Existing containers intended for the transport of powder or pellets of uranium oxide comprise a hollow body, which internally delimits a closed cavity for accommodating the fissile materials. The hollow body is generally cylindrical in shape.

More precisely, the fissile materials are usually packaged in metallic chambers closed by covers with metallic screed. The external geometry of these chambers is designed so as to conform to that of the cavity delimited by the hollow body.

The hollow body of the container comprises, at least at one of its ends, an opening allowing access to the cavity, for inserting and withdrawing the chamber containing the fissile materials. Under normal transport conditions, this opening is sealed by a closing device such as a screwed-down stopper.

The transport of fissile materials is governed by international ruling which imposes increasingly severe conditions on containers utilised for this purpose.

These conditions concern preventing the risk of criticality, confinement of the material transported and protection of the public vis-à-vis ionising radiation.

In the first instance, a container suitable for holding fissile radioactive materials must be designed so as to avoid uncontrolled multiplication of neutrons emitted by these materials. On the contrary, if the chain reaction starts to run it could have serious consequences for persons located in the vicinity of the container. In fact, the latter would then be exposed to radiation due to the neutrons emitted quasi-instantaneously and in very large quantities.

This phenomenon is amplified whenever a large number of containers is placed in an array, in particular in the event where they would deteriorate as the result of an accident occurring during transportation. This is why regulations oblige containers intended for transporting fissile materials to undergo random testing for transport accident conditions.

Preventing the risk of criticality also requires confinement of the fissile materials. This function is assured by all the elements of the container which delimit the closed volume which can be occupied by the fissile materials.
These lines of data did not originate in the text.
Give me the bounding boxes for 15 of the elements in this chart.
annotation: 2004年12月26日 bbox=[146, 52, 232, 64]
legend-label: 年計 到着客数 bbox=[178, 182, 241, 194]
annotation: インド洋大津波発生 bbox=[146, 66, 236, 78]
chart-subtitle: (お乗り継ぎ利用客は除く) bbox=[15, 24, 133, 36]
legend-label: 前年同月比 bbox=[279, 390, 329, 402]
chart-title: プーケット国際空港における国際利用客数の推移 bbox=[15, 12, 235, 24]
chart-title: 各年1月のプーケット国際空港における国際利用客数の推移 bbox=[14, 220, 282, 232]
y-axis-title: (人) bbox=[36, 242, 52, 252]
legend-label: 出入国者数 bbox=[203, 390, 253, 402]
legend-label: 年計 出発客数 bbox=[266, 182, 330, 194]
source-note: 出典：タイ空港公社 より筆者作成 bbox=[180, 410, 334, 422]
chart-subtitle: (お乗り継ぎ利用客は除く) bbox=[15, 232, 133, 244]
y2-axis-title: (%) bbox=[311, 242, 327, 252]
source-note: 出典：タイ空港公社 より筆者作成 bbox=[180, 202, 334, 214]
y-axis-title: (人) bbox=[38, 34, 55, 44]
This set of elements forms what is known as the “confinement enclosure” of the container.

In existing containers, the confinement enclosure usually comprises the body of the container, its closing device and sealing means interposed between the latter.
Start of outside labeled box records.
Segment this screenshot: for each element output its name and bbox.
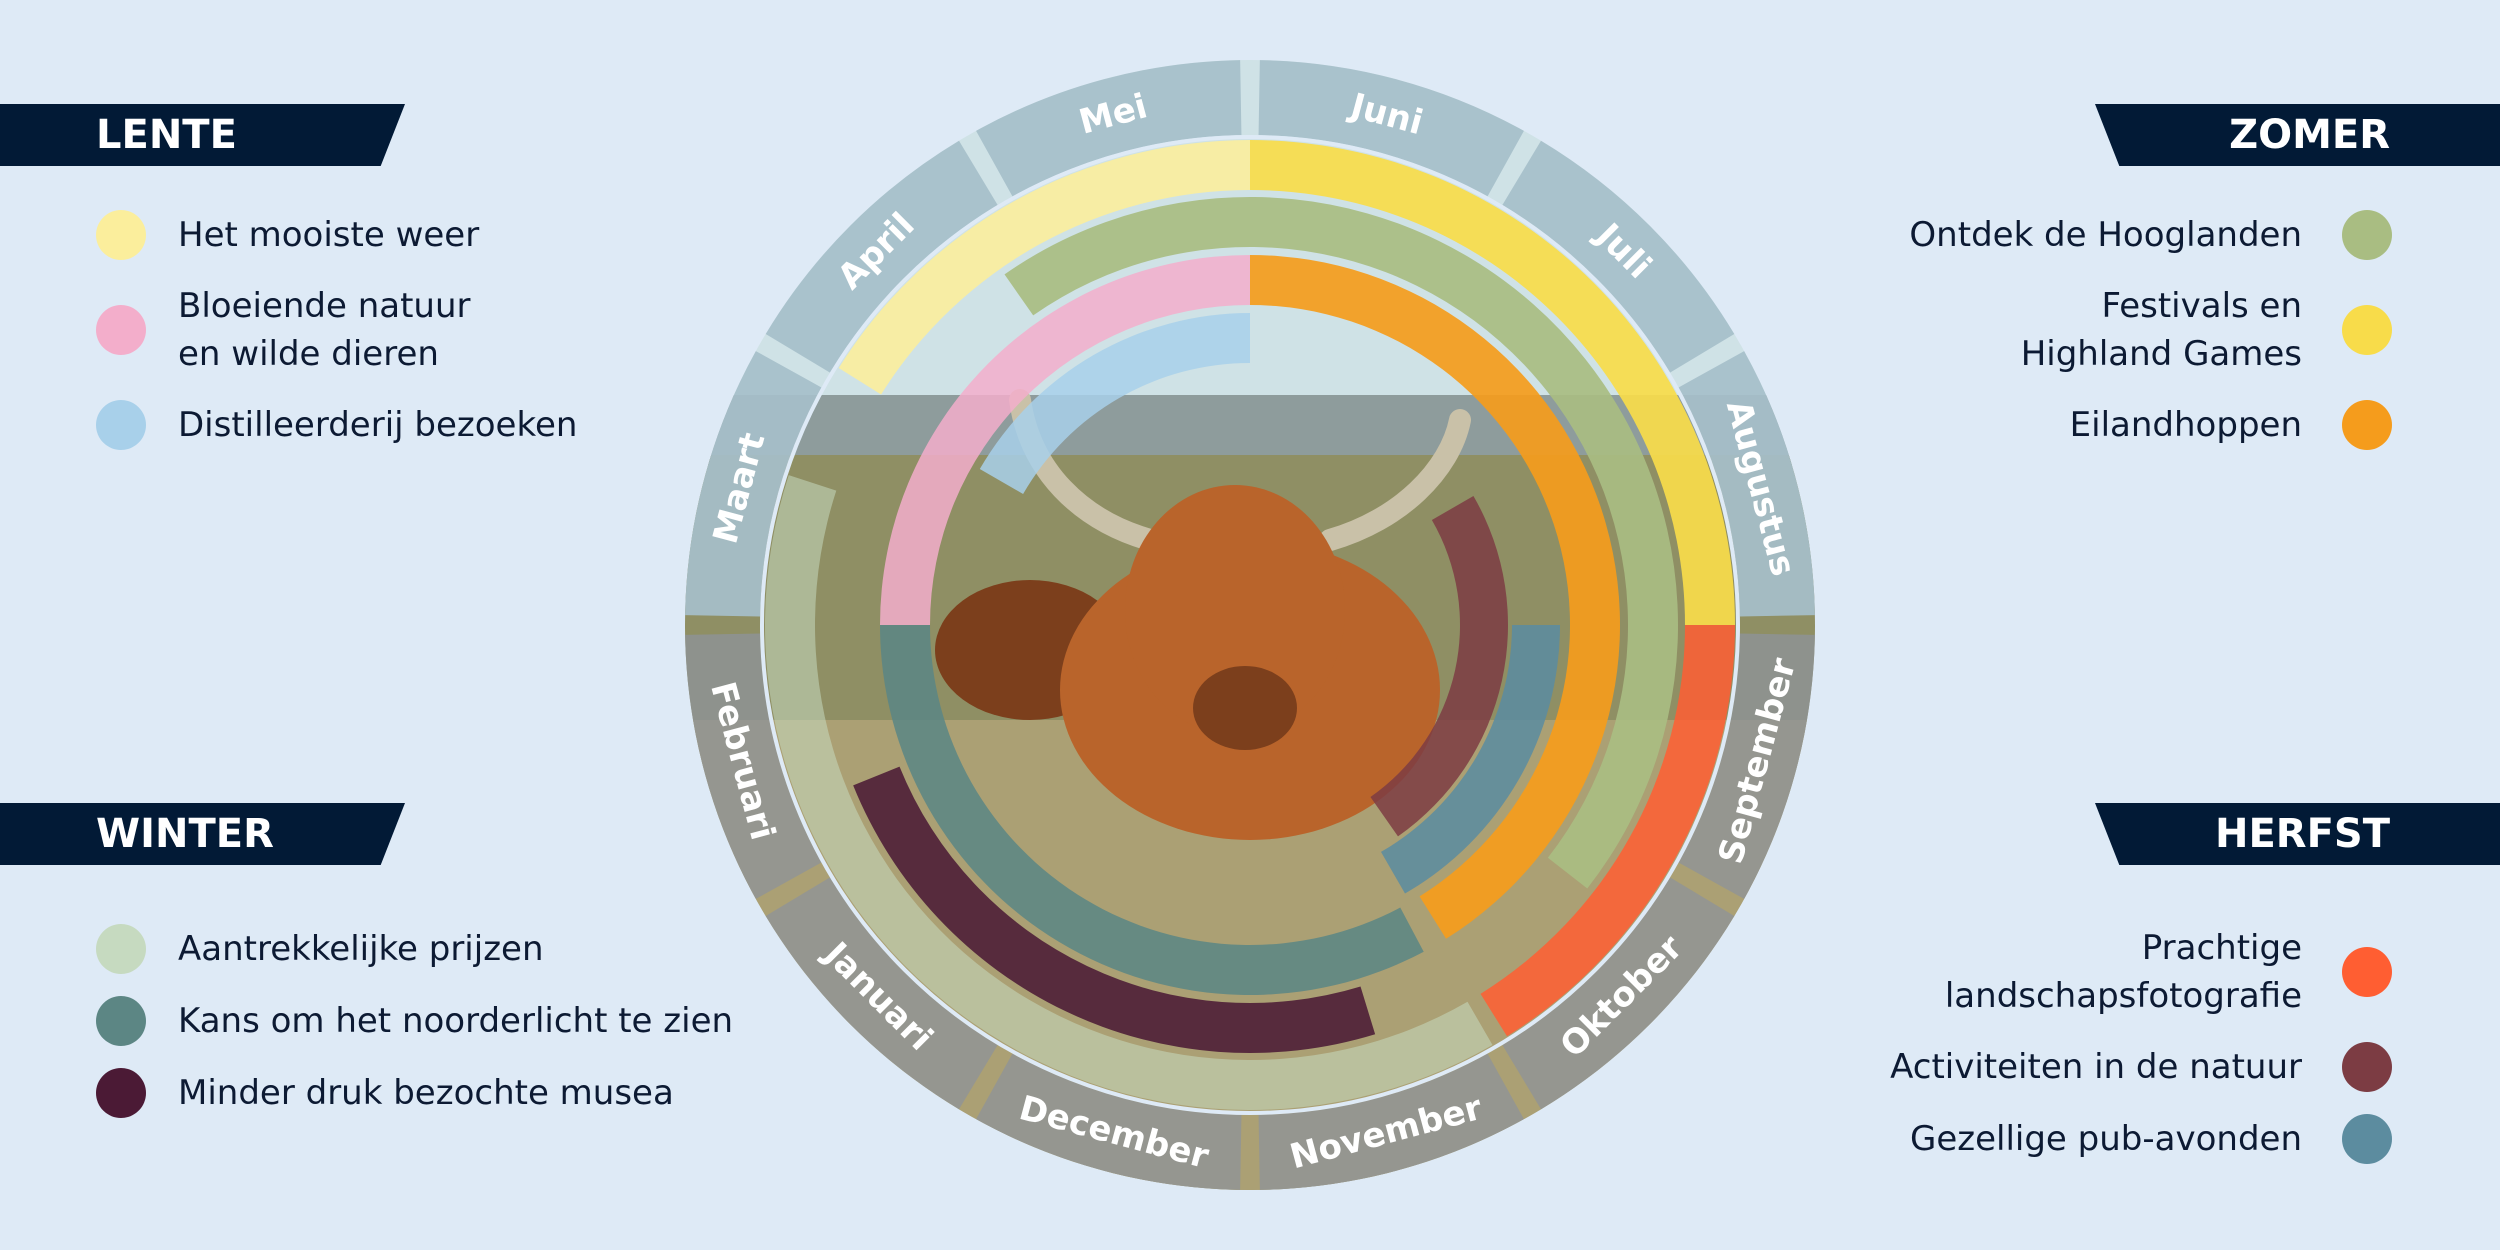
- legend-item-winter-1: Kans om het noorderlicht te zien: [96, 996, 733, 1046]
- band-herfst-fotografie: [1480, 625, 1735, 1037]
- legend-label: Distilleerderij bezoeken: [178, 405, 578, 445]
- legend-label: Festivals en Highland Games: [2020, 286, 2302, 374]
- legend-item-zomer-0: Ontdek de Hooglanden: [1909, 210, 2392, 260]
- legend-dot: [96, 305, 146, 355]
- band-distilleerderij: [979, 313, 1250, 494]
- legend-item-lente-0: Het mooiste weer: [96, 210, 577, 260]
- legend-item-lente-2: Distilleerderij bezoeken: [96, 400, 577, 450]
- season-title-zomer-text: ZOMER: [2229, 112, 2390, 158]
- legend-item-herfst-2: Gezellige pub-avonden: [1890, 1114, 2392, 1164]
- legend-label: Gezellige pub-avonden: [1909, 1119, 2302, 1159]
- band-het-mooiste-weer: [838, 140, 1250, 395]
- legend-dot: [2342, 210, 2392, 260]
- band-eilandhoppen: [1250, 255, 1620, 939]
- legend-dot: [96, 996, 146, 1046]
- legend-item-winter-0: Aantrekkelijke prijzen: [96, 924, 733, 974]
- month-segment-december: [976, 1053, 1242, 1190]
- legend-dot: [96, 400, 146, 450]
- band-festivals-highland-games: [1250, 140, 1735, 625]
- month-segment-april: [765, 140, 998, 373]
- legend-item-winter-2: Minder druk bezochte musea: [96, 1068, 733, 1118]
- band-ontdek-hooglanden: [1004, 197, 1678, 889]
- month-segment-januari: [765, 877, 998, 1110]
- legend-item-herfst-1: Activiteiten in de natuur: [1890, 1042, 2392, 1092]
- legend-dot: [96, 210, 146, 260]
- band-aantrekkelijke-prijzen: [765, 475, 1493, 1110]
- legend-label: Ontdek de Hooglanden: [1909, 215, 2302, 255]
- season-title-zomer: ZOMER: [2095, 104, 2500, 166]
- legend-label: Kans om het noorderlicht te zien: [178, 1001, 734, 1041]
- band-noorderlicht: [880, 625, 1424, 996]
- legend-label: Prachtige landschapsfotografie: [1944, 928, 2302, 1016]
- legend-dot: [2342, 305, 2392, 355]
- month-segment-oktober: [1502, 877, 1735, 1110]
- legend-dot: [2342, 400, 2392, 450]
- legend-dot: [2342, 1114, 2392, 1164]
- legend-dot: [2342, 947, 2392, 997]
- legend-item-lente-1: Bloeiende natuur en wilde dieren: [96, 282, 577, 378]
- band-minder-drukke-musea: [853, 766, 1376, 1053]
- month-segment-juni: [1258, 60, 1524, 197]
- month-segment-september: [1678, 633, 1815, 899]
- season-title-lente-text: LENTE: [96, 112, 237, 158]
- season-title-lente: LENTE: [0, 104, 405, 166]
- band-pub-avonden: [1381, 625, 1560, 894]
- legend-label: Aantrekkelijke prijzen: [178, 929, 544, 969]
- band-bloeiende-natuur: [880, 255, 1250, 625]
- legend-dot: [96, 924, 146, 974]
- legend-zomer: Ontdek de Hooglanden Festivals en Highla…: [1909, 210, 2392, 472]
- month-segment-augustus: [1678, 351, 1815, 617]
- photo-cow-muzzle: [1193, 666, 1297, 750]
- activity-bands: [760, 135, 1740, 1115]
- legend-item-zomer-2: Eilandhoppen: [1909, 400, 2392, 450]
- season-title-winter: WINTER: [0, 803, 405, 865]
- month-segment-november: [1258, 1053, 1524, 1190]
- season-title-winter-text: WINTER: [96, 811, 274, 857]
- month-segment-mei: [976, 60, 1242, 197]
- legend-winter: Aantrekkelijke prijzen Kans om het noord…: [96, 924, 733, 1140]
- month-segment-juli: [1502, 140, 1735, 373]
- legend-label: Eilandhoppen: [2069, 405, 2302, 445]
- legend-herfst: Prachtige landschapsfotografie Activitei…: [1890, 924, 2392, 1186]
- photo-cow-horn-right: [1319, 409, 1471, 551]
- legend-label: Het mooiste weer: [178, 215, 480, 255]
- legend-dot: [2342, 1042, 2392, 1092]
- season-title-herfst: HERFST: [2095, 803, 2500, 865]
- legend-item-zomer-1: Festivals en Highland Games: [1909, 282, 2392, 378]
- legend-dot: [96, 1068, 146, 1118]
- band-activiteiten-natuur: [1370, 496, 1508, 837]
- photo-cow-head: [1125, 485, 1345, 735]
- month-ring-divider: [760, 135, 1740, 1115]
- legend-label: Bloeiende natuur en wilde dieren: [178, 286, 471, 374]
- legend-label: Minder druk bezochte musea: [178, 1073, 674, 1113]
- season-title-herfst-text: HERFST: [2214, 811, 2390, 857]
- legend-lente: Het mooiste weer Bloeiende natuur en wil…: [96, 210, 577, 472]
- month-segment-maart: [685, 351, 822, 617]
- legend-label: Activiteiten in de natuur: [1890, 1047, 2302, 1087]
- legend-item-herfst-0: Prachtige landschapsfotografie: [1890, 924, 2392, 1020]
- month-segment-februari: [685, 633, 822, 899]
Furthermore, the most recent international regulation imposes accountability for possible penetration of water into the confinement enclosure for evaluation of the sub-criticality of transport containers.
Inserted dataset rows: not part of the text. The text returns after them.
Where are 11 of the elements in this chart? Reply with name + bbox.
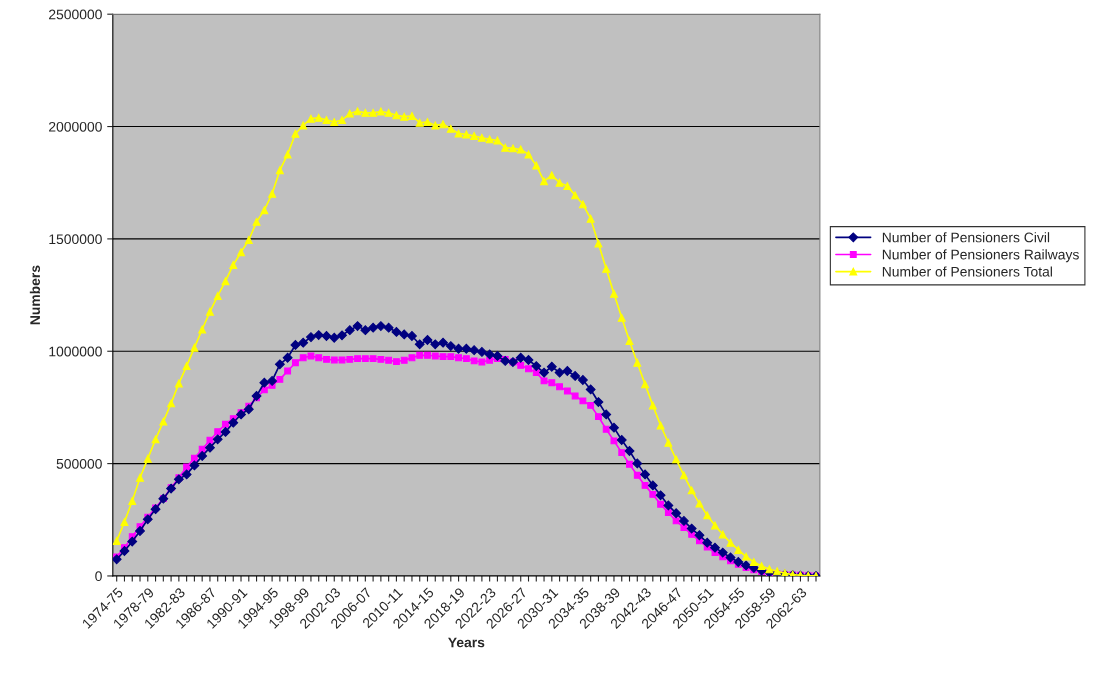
y-tick-label: 2000000	[49, 121, 102, 132]
y-tick-label: 500000	[56, 458, 102, 469]
y-tick-label: 2500000	[49, 9, 102, 20]
y-axis-title: Numbers	[29, 265, 41, 325]
y-tick-label: 1500000	[49, 234, 102, 245]
legend-label: Number of Pensioners Railways	[882, 249, 1079, 263]
x-axis-title: Years	[448, 637, 485, 648]
y-tick-label: 0	[95, 571, 102, 582]
legend-label: Number of Pensioners Civil	[882, 232, 1050, 243]
y-tick-label: 1000000	[49, 346, 102, 357]
legend-label: Number of Pensioners Total	[882, 266, 1052, 277]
This reinforcement of the regulation is explained by the fact that, if the fissile materials are mixed with water, multiplication of the neutrons is greatly amplified by hydrogen contained in the water. The risks of a critical accident are then potentially increased.

In existing containers, any possible penetration of water into the confinement enclosure leads to a reduction in their transport capacity. This results in an increase in operating costs.

Furthermore, recent international regulation imposes testing during which a heavy plate is dropped onto the container standing on the ground.

This requirement concerns containers having a mass of less than 500 kg and a volumetric mass of less than 1000 kg/m ³. It is thus applicable to the majority of existing containers utilised for the transport of uraniferous fissile materials, when the latter are in the form of powder or pellets of uranium oxide UO₂.

However, the structure of existing containers designed for transport of these materials is such that the consequence of this testing would be to lose the tightness of their confinement enclosure for powder or pellets.

Under these conditions, respect of the new regulation by containers of classic design would thus be translated by a new decrease in the volume of fissile material transportable in these containers.

In the more general domain of bulk transport of fluid materials, and in particular toxic or dangerous chemical products, the documents U.S. Pat. No. 5,395,007 and U.S. Pat. No. 5,595,319 both concern a reusable container. This container comprises a closed external enclosure and a closed internal enclosure, separated from one another and between which a cushioning material is interposed. Access orifices formed in each of the enclosures and connected by a deformable tubular element allow the entry and exit of the fluid materials. Distinct stoppers normally seal off each of these orifices.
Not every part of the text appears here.